Risk assessment of fire safety in large-scale commercial and high-rise buildings based on intuitionistic fuzzy and social graph
2024, Journal of Building EngineeringFire risk assessment is a useful method to identify potential fire risks and improve safety management, especially for those large-scale commercial and high-rise buildings. However, after the establishment of the fire risk indexing system, the weight assignment in the existing assessment methods is not scientific and objective enough to synthesize the opinions of multiple experts with different knowledge backgrounds and working experience. To solve this problem, a novel fire risk assessment for large-scale commercial and high-rise buildings is proposed with intuitionistic fuzzy and social graph. First, based on the national standards of fire safety management, the monthly maintenance and the annual fire assessment reports, the indexing system is established.
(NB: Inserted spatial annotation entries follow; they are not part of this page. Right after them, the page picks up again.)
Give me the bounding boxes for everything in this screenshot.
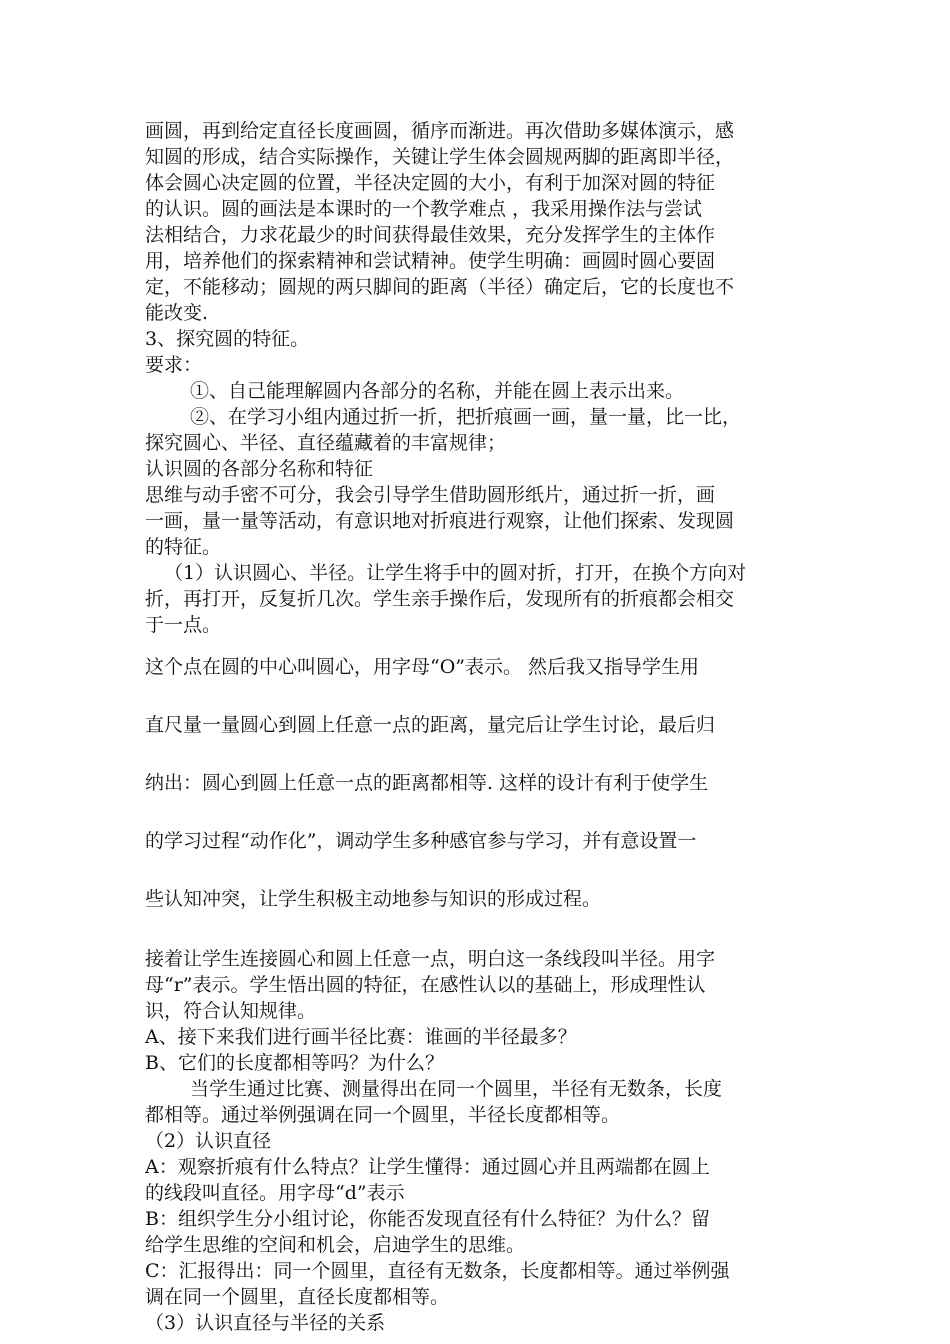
text-line: ②、在学习小组内通过折一折，把折痕画一画，量一量，比一比， bbox=[190, 406, 742, 428]
text-line: B：组织学生分小组讨论，你能否发现直径有什么特征？为什么？留 bbox=[145, 1208, 710, 1230]
text-line: 用，培养他们的探索精神和尝试精神。使学生明确：画圆时圆心要固 bbox=[145, 250, 716, 272]
text-line: 一画，量一量等活动，有意识地对折痕进行观察，让他们探索、发现圆 bbox=[145, 510, 735, 532]
diameter-item-c bbox=[145, 1258, 809, 1310]
subheading-relation bbox=[145, 1310, 809, 1336]
text-line: 直尺量一量圆心到圆上任意一点的距离，量完后让学生讨论，最后归 bbox=[145, 714, 716, 736]
subheading-diameter bbox=[145, 1128, 809, 1154]
text-line: 调在同一个圆里，直径长度都相等。 bbox=[145, 1286, 450, 1308]
text-line: 折，再打开，反复折几次。学生亲手操作后，发现所有的折痕都会相交 bbox=[145, 588, 735, 610]
text-line: 母“r”表示。学生悟出圆的特征，在感性认以的基础上，形成理性认 bbox=[145, 974, 706, 996]
text-line: 定，不能移动；圆规的两只脚间的距离（半径）确定后，它的长度也不 bbox=[145, 276, 735, 298]
text-line: 给学生思维的空间和机会，启迪学生的思维。 bbox=[145, 1234, 526, 1256]
text-line: ①、自己能理解圆内各部分的名称，并能在圆上表示出来。 bbox=[190, 380, 685, 402]
subheading bbox=[145, 456, 809, 482]
text-line: 知圆的形成，结合实际操作，关键让学生体会圆规两脚的距离即半径， bbox=[145, 146, 735, 168]
text-line: 法相结合，力求花最少的时间获得最佳效果，充分发挥学生的主体作 bbox=[145, 224, 716, 246]
text-line: 些认知冲突，让学生积极主动地参与知识的形成过程。 bbox=[145, 888, 602, 910]
requirement-item-2 bbox=[145, 404, 809, 456]
text-line: 的线段叫直径。用字母“d”表示 bbox=[145, 1182, 405, 1204]
text-line: B、它们的长度都相等吗？为什么？ bbox=[145, 1052, 444, 1074]
para-drawing-method bbox=[145, 118, 809, 326]
text-line: 能改变. bbox=[145, 302, 209, 324]
text-line: 都相等。通过举例强调在同一个圆里，半径长度都相等。 bbox=[145, 1104, 621, 1126]
text-line: 的学习过程“动作化”，调动学生多种感官参与学习，并有意设置一 bbox=[145, 830, 697, 852]
diameter-item-b bbox=[145, 1206, 809, 1258]
text-line: C：汇报得出：同一个圆里，直径有无数条，长度都相等。通过举例强 bbox=[145, 1260, 730, 1282]
requirements-label bbox=[145, 352, 809, 378]
text-line: 探究圆心、半径、直径蕴藏着的丰富规律； bbox=[145, 432, 507, 454]
text-line: 的特征。 bbox=[145, 536, 222, 558]
para-radius bbox=[145, 946, 809, 1024]
text-line: （2）认识直径 bbox=[145, 1130, 272, 1152]
diameter-item-a bbox=[145, 1154, 809, 1206]
text-line: （3）认识直径与半径的关系 bbox=[145, 1312, 386, 1334]
item-a-contest bbox=[145, 1024, 809, 1050]
text-line: 画圆，再到给定直径长度画圆，循序而渐进。再次借助多媒体演示，感 bbox=[145, 120, 735, 142]
text-line: 纳出：圆心到圆上任意一点的距离都相等. 这样的设计有利于使学生 bbox=[145, 772, 709, 794]
para-center-point bbox=[145, 638, 809, 928]
text-line: 这个点在圆的中心叫圆心，用字母“O”表示。 然后我又指导学生用 bbox=[145, 656, 700, 678]
para-center-radius bbox=[145, 560, 809, 638]
text-line: 认识圆的各部分名称和特征 bbox=[145, 458, 374, 480]
text-line: A、接下来我们进行画半径比赛：谁画的半径最多？ bbox=[145, 1026, 577, 1048]
text-line: 当学生通过比赛、测量得出在同一个圆里，半径有无数条，长度 bbox=[190, 1078, 723, 1100]
section-heading bbox=[145, 326, 809, 352]
text-line: 3、探究圆的特征。 bbox=[145, 328, 310, 350]
text-line: 识，符合认知规律。 bbox=[145, 1000, 317, 1022]
item-b-question bbox=[145, 1050, 809, 1076]
para-contest-result bbox=[145, 1076, 809, 1128]
text-line: 体会圆心决定圆的位置，半径决定圆的大小，有利于加深对圆的特征 bbox=[145, 172, 716, 194]
text-line: 思维与动手密不可分，我会引导学生借助圆形纸片，通过折一折，画 bbox=[145, 484, 716, 506]
para-thinking bbox=[145, 482, 809, 560]
text-line: A：观察折痕有什么特点？让学生懂得：通过圆心并且两端都在圆上 bbox=[145, 1156, 710, 1178]
text-line: 的认识。圆的画法是本课时的一个教学难点 ，我采用操作法与尝试 bbox=[145, 198, 703, 220]
text-line: 要求： bbox=[145, 354, 203, 376]
requirement-item-1 bbox=[145, 378, 854, 404]
text-line: （1）认识圆心、半径。让学生将手中的圆对折，打开，在换个方向对 bbox=[164, 562, 747, 584]
text-line: 于一点。 bbox=[145, 614, 222, 636]
text-line: 接着让学生连接圆心和圆上任意一点，明白这一条线段叫半径。用字 bbox=[145, 948, 716, 970]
Then, a scientific and objective weight assignment method called Social Graph based Intuitionistic Fuzzy Analytic Hierarchy Process (SGIFAHP) is proposed such that (1) by utilizing the intuitionistic fuzzy and social graph, it can synthesize the positive, negative and hesitant opinions from multiple experts by considering the importance of experts; (2) a novel mechanism is designed to automatically check and repair the consistency of the opinions of each expert when the expert compares the importance of risk factors. To validate the performance of the proposed method, eleven buildings are selected and their fire safety data are collected. A comparison analysis is carried out with the existing methods to compare the assigned weights. The comparison and score validation conclude that the proposed method can assign more reasonable, scientific and objective weights than the existing methods while the scores are comprehensive and strongly interpretable. In the end, a guide is offered to help safety owners and inspectors improve fire safety with the proposed method.